Мариэла (по другому телеканалу): "Наш внук совершенно другой. Он полностью изменился, его надо спасти как можно скорее".

Ракель: "Чем дольше Элиана будут держать в Майами, тем больше он будет страдать. Элиан был очень испуган".

Мариэла (по Си-Эн-Эн в семь часов вечера): "Он почти не говорил, не выражал своих чувств, а он таким не был. Он был очень ласковый, целый день целовал, обнимал меня, проказничал" (Плачет).

Ракель: "Прощаться было очень грустно. Когда мы собирались проститься с ребенком, приходят и говорят нам: "Визит окончен", представьте себе, что вы навещаете родственника в заключении, и вам говорят вот так: "Визит окончен, вам надо уходить"; они схватили ребенка и увели" (Плачет).

Мариэла (на пресс-конференции): "Они входили и мешали каждую минуту, об этом тоже не договаривались. Мы тоже говорили с отцом по телефону. Нам никто не сказал, что нельзя говорить по телефону. Они вошли и вырвали телефон из рук ребенка".

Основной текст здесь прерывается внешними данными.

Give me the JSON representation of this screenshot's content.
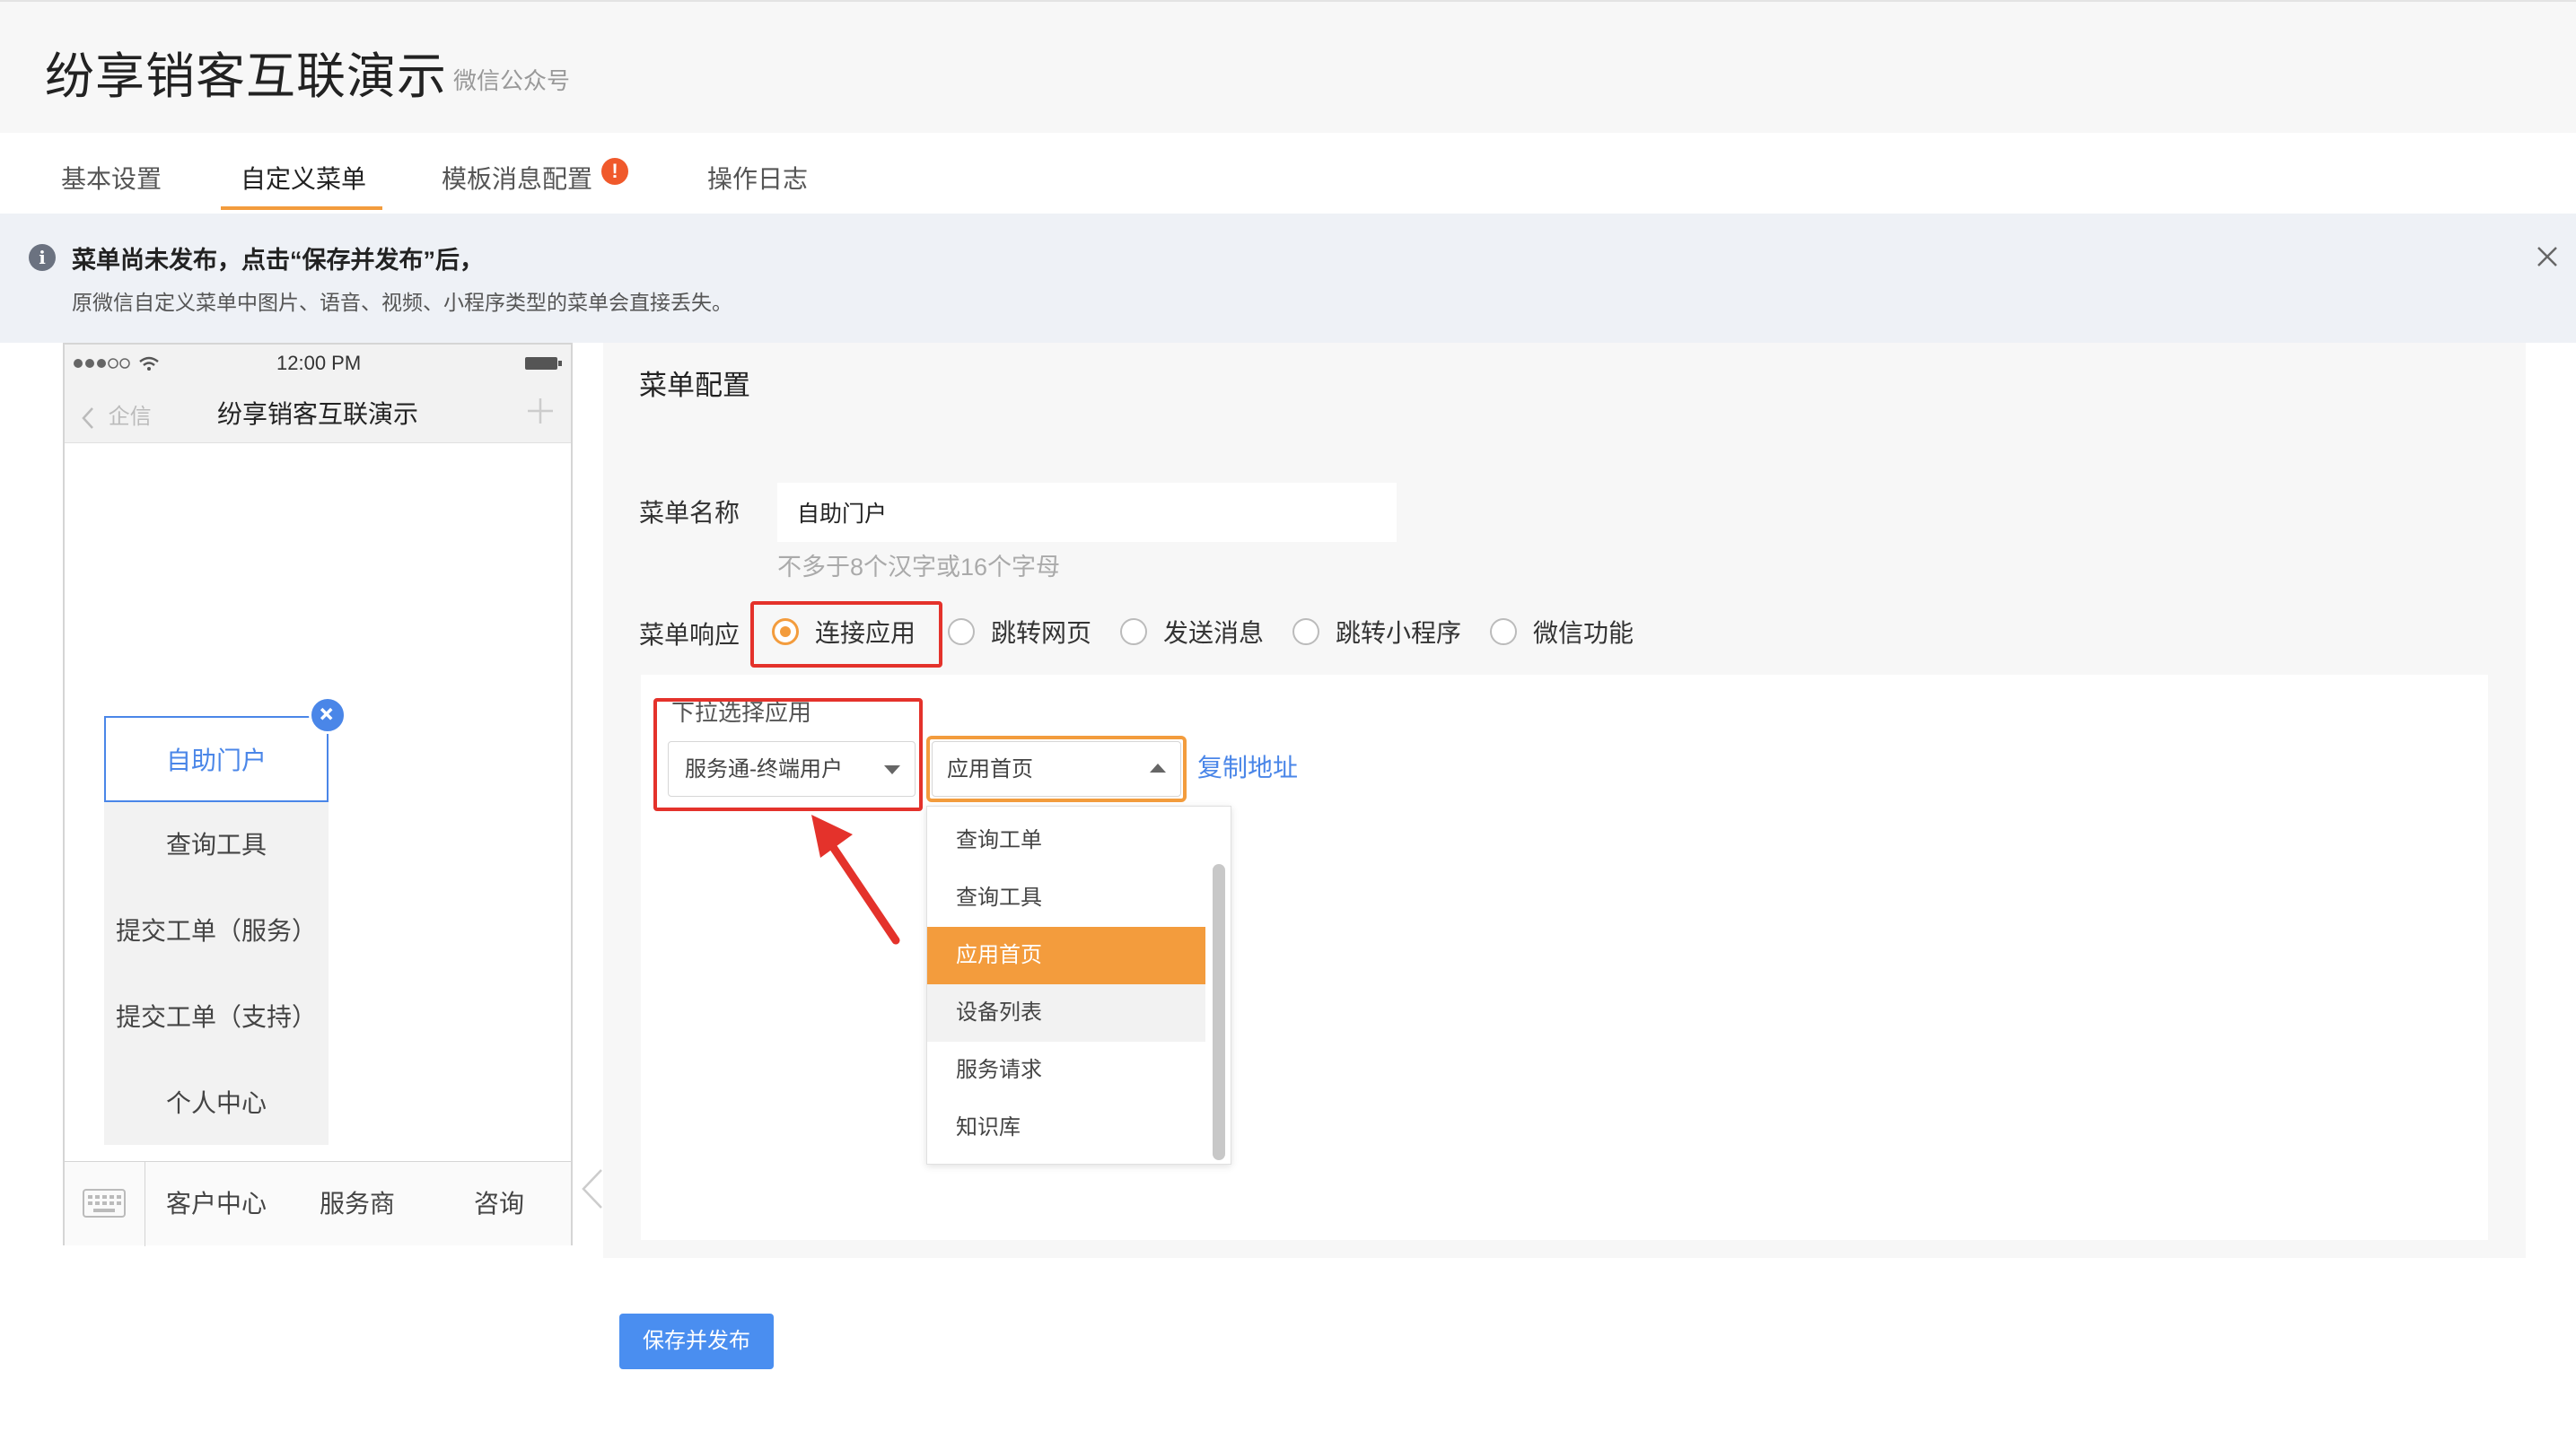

В репортаже Си-Эн-Эн о встрече бабушек с членом конгресса Шилой Джексон Ли журналистка сообщила:

    1. бабушки разочарованы во встрече;
    2. встреча не происходила наедине;.
    3. у ребенка была небольшая возможность поговорить с отцом до того, как у него вырвали телефон;
    4. ребенок был не таким, как прежде.

Ракель (в том же интервью): "Я чувствую себя очень плохо, потому что задачей было посетить ребенка и увезти его с собой; но мы будем продолжать эту борьбу. И я полностью убеждена, что мы добьемся этого. Если нам нужно будет вернуться в Соединенные Штаты, мы вернемся".

Только вчера, в четверг, неутомимые бабушки встретились с 50 конгрессменами, так что, если добавить сюда тех 15, с которыми они беседовали во вторник, получается, что всего за два дня они повидали 65 членов палаты представителей и сенаторов.

Обе бабушки тоскливо думают, что ребенок не может находиться еще долго в этих жесточайших условиях.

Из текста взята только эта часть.